While all materials can in theory be analyzed in terms of the substances that make them up, in practice it doesn’t always make sense or improve our understanding of a product’s health characteristics to inventory and screen material content at the substance level. It is for these situations that several Special Conditions have been defined.
For example:
- Biological and Geological Materials: The chemical composition of wood and stone is inherently complex and highly variable or unknown. Wood and stone also have distinct hazard profiles compared to their constituent substances. The HPD Open Standard describes procedures for manufacturers to inventory and screen wood (and other biological materials such as wool, cotton, etc.) under a Special Conditions policy for “Biological Materials,” and stone (and other mined and quarried products) under a policy for “Geological Materials.”
- Metal Alloys and Float Glass: In contrast with the previous examples, the chemical composition of these materials is well-defined and transparent. However, their health characteristics as materials are distinct from the characteristics of their constituent substances, and this difference as well as other factors warrants a specific methodology.

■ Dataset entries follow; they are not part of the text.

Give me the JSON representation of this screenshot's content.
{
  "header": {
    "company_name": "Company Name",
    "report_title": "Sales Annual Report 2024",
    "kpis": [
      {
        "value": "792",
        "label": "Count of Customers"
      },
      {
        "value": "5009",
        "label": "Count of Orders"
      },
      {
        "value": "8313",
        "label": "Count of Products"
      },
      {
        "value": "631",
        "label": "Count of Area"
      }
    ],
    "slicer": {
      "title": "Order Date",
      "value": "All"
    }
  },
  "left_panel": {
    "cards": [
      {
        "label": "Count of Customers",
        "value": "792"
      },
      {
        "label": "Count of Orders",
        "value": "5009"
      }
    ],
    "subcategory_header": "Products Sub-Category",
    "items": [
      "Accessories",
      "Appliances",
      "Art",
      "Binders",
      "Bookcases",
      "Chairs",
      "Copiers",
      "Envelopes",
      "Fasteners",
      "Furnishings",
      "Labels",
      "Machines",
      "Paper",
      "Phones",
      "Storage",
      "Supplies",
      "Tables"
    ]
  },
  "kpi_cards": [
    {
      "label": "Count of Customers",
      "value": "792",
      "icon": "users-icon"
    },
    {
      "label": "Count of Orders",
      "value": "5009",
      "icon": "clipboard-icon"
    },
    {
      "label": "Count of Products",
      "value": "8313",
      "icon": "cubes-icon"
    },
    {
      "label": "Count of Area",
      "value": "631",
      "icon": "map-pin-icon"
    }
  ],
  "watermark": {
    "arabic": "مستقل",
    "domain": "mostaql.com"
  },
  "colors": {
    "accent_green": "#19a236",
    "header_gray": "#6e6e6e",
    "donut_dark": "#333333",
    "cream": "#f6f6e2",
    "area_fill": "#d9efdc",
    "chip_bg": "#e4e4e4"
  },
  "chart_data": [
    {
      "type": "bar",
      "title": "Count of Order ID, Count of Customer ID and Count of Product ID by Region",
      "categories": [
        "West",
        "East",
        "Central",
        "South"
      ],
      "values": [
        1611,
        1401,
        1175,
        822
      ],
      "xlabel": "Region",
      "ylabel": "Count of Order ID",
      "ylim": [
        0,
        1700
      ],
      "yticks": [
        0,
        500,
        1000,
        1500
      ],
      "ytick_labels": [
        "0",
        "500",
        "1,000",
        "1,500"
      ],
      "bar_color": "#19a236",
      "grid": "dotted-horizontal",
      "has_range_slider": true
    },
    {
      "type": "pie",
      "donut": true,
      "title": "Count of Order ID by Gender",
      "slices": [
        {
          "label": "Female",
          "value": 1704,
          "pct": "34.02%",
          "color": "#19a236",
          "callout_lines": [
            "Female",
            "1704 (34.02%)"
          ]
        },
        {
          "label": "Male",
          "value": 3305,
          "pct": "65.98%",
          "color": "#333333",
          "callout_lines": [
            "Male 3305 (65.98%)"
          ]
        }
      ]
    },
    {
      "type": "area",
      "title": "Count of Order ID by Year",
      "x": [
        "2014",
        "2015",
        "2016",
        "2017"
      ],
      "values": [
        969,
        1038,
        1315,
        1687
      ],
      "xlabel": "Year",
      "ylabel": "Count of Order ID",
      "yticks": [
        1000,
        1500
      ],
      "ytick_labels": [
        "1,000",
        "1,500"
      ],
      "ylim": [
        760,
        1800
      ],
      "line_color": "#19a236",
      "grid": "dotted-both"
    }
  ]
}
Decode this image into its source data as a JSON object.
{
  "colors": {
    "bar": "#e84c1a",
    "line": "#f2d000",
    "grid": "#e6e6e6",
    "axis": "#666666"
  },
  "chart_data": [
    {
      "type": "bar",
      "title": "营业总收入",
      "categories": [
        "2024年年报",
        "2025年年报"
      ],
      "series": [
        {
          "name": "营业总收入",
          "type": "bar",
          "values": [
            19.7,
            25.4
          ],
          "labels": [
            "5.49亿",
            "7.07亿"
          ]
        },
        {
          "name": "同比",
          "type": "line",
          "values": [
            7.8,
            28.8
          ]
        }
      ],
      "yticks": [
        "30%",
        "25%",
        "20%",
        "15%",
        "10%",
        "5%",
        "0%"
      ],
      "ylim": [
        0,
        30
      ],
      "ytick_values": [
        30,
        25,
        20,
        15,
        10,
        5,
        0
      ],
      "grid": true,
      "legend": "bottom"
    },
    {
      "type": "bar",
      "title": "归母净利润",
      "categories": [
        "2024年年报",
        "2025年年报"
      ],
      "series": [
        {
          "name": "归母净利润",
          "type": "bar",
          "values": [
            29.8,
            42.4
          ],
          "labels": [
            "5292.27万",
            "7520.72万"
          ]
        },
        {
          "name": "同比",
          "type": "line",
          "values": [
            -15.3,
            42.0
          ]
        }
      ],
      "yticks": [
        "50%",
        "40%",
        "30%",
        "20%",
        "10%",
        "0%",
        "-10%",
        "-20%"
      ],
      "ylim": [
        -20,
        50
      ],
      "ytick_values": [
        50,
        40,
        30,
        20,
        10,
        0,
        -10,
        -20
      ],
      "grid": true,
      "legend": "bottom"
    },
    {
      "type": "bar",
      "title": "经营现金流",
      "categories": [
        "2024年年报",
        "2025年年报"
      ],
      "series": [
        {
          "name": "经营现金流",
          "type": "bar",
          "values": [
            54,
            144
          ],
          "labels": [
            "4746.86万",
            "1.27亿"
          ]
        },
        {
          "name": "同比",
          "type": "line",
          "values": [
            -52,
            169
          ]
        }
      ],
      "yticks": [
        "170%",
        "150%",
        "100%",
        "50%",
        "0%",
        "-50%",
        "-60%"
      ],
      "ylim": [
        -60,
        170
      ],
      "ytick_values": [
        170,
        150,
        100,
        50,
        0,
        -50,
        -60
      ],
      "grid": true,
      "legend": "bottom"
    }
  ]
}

See Best Practices on the HPDC website for complete, up-to-date Special Conditions for materials.
Special Conditions for Substances
There are also circumstances where the HPD Open Standard default reporting method for inventory and screening of chemical substances identified by CAS RN has limitations that warrant the use of Special Conditions.
For example:
- Form-Specific Hazards: The mechanism of the toxicity of a substance may be directly caused by its physical form rather than its chemical composition alone and thus strongly influenced by its context in a material.
- Polymers: Single CAS RNs often used for polymers are frequently insufficient to fully inventory the multiple substances that are relevant for a complete inventory and hazard screen of a polymeric material.
See Best Practices on the HPDC website for complete, up-to-date Special Conditions for substances.
Special Conditions and LEED v4
HPDs developed using HPD-defined Special Conditions will be able to qualify for the key LEED v4 credit, “Building products disclosure and optimization: Material ingredients,” Option 1.
Specific modifications to the HPD Open Standard include:
- Ability to characterize, screen, and/or identify a Special Condition according to emerging Best Practices guidance and receive a "Yes" or “Yes except Special Conditions” indicator.
- Specific instructions for data fields that define information to be provided and format for that information.
Detailed information on Special Conditions is available in HPDC’s Emerging Best Practices guidance.